Common Mistakes to Avoid
- Thinking mental health only matters during a crisis. This is wrong because daily habits, relationships, sleep, and coping skills shape mental health before problems become severe.
- Assuming a person can simply choose not to feel anxious or depressed. This is wrong because mental health symptoms involve brain, body, environment, and life experiences, not just willpower.
- Using an online quiz as a diagnosis. This is wrong because screening tools can suggest when to seek help, but diagnosis requires a trained professional using full clinical information.

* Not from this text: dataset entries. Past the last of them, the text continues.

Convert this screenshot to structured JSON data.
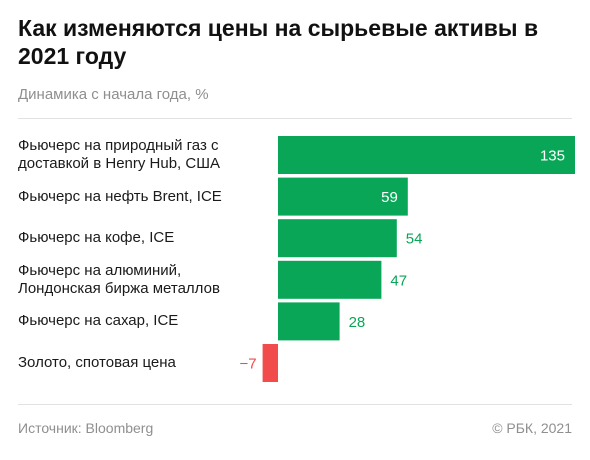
{
  "header": {
    "title": "Как изменяются цены на сырьевые активы в 2021 году",
    "subtitle": "Динамика с начала года, %"
  },
  "footer": {
    "source": "Источник:  Bloomberg",
    "copyright": "© РБК, 2021"
  },
  "colors": {
    "positive": "#0aa657",
    "negative": "#f24b4b",
    "positive_label": "#0aa657",
    "negative_label": "#f24b4b",
    "inside_label": "#ffffff"
  },
  "chart_data": {
    "type": "bar",
    "orientation": "horizontal",
    "title": "Как изменяются цены на сырьевые активы в 2021 году",
    "subtitle": "Динамика с начала года, %",
    "categories": [
      "Фьючерс на природный газ с доставкой в Henry Hub, США",
      "Фьючерс на нефть Brent, ICE",
      "Фьючерс на кофе, ICE",
      "Фьючерс на алюминий, Лондонская биржа металлов",
      "Фьючерс на сахар, ICE",
      "Золото, спотовая цена"
    ],
    "values": [
      135,
      59,
      54,
      47,
      28,
      -7
    ],
    "value_labels": [
      "135",
      "59",
      "54",
      "47",
      "28",
      "−7"
    ],
    "xlim": [
      -7,
      135
    ],
    "grid": false,
    "legend": "none"
  }
}
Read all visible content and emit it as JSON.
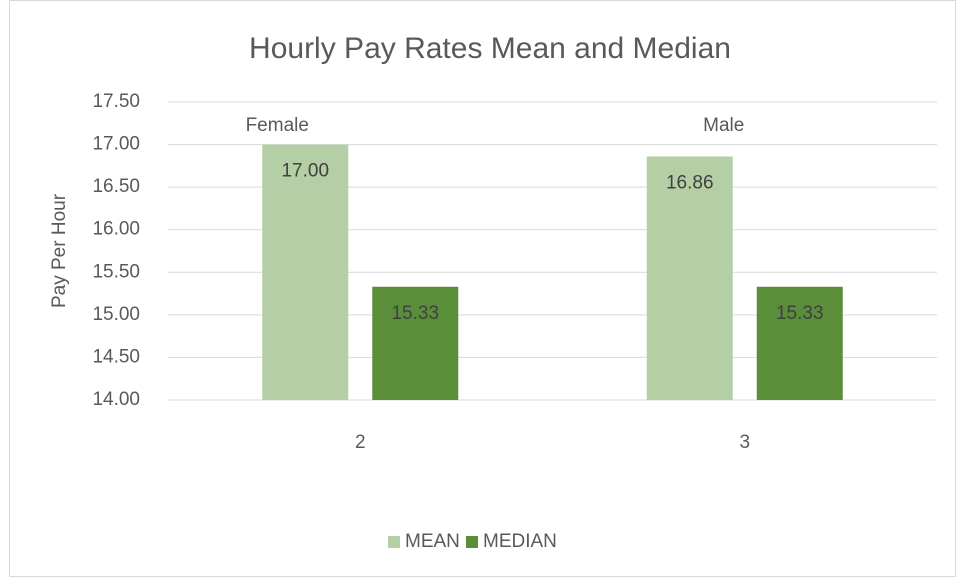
{
  "chart_data": {
    "type": "bar",
    "title": "Hourly Pay Rates Mean and Median",
    "y_label": "Pay Per Hour",
    "categories": [
      "2",
      "3"
    ],
    "annotations": [
      "Female",
      "Male"
    ],
    "series": [
      {
        "name": "MEAN",
        "color": "#b4cfa5",
        "values": [
          17.0,
          16.86
        ],
        "value_labels": [
          "17.00",
          "16.86"
        ]
      },
      {
        "name": "MEDIAN",
        "color": "#5b8e3a",
        "values": [
          15.33,
          15.33
        ],
        "value_labels": [
          "15.33",
          "15.33"
        ]
      }
    ],
    "ylim": [
      14,
      17.5
    ],
    "yticks": [
      {
        "value": 14,
        "label": "14.00"
      },
      {
        "value": 14.5,
        "label": "14.50"
      },
      {
        "value": 15,
        "label": "15.00"
      },
      {
        "value": 15.5,
        "label": "15.50"
      },
      {
        "value": 16,
        "label": "16.00"
      },
      {
        "value": 16.5,
        "label": "16.50"
      },
      {
        "value": 17,
        "label": "17.00"
      },
      {
        "value": 17.5,
        "label": "17.50"
      }
    ],
    "grid": true,
    "legend": "bottom"
  }
}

- Ignoring warning signs because grades, work, or appearance still seem normal. This is wrong because people can hide distress, and early support often prevents symptoms from getting worse.
Practice Questions
- 1 A student tracks sleep for 5 nights: 7.5 h, 6 h, 8 h, 7 h, and 6.5 h. What is the average sleep per night, and is it within the 8 to 10 hour target for most teens?
- 2 A stress checklist has 6 items scored from 0 to 3. A person's scores are 2, 1, 3, 0, 2, and 1. What is the total screening score?
- 3 A friend has become socially withdrawn, sleeps much less than usual, and says they feel hopeless. Explain two supportive actions you could take and why trying to diagnose them yourself would not be appropriate.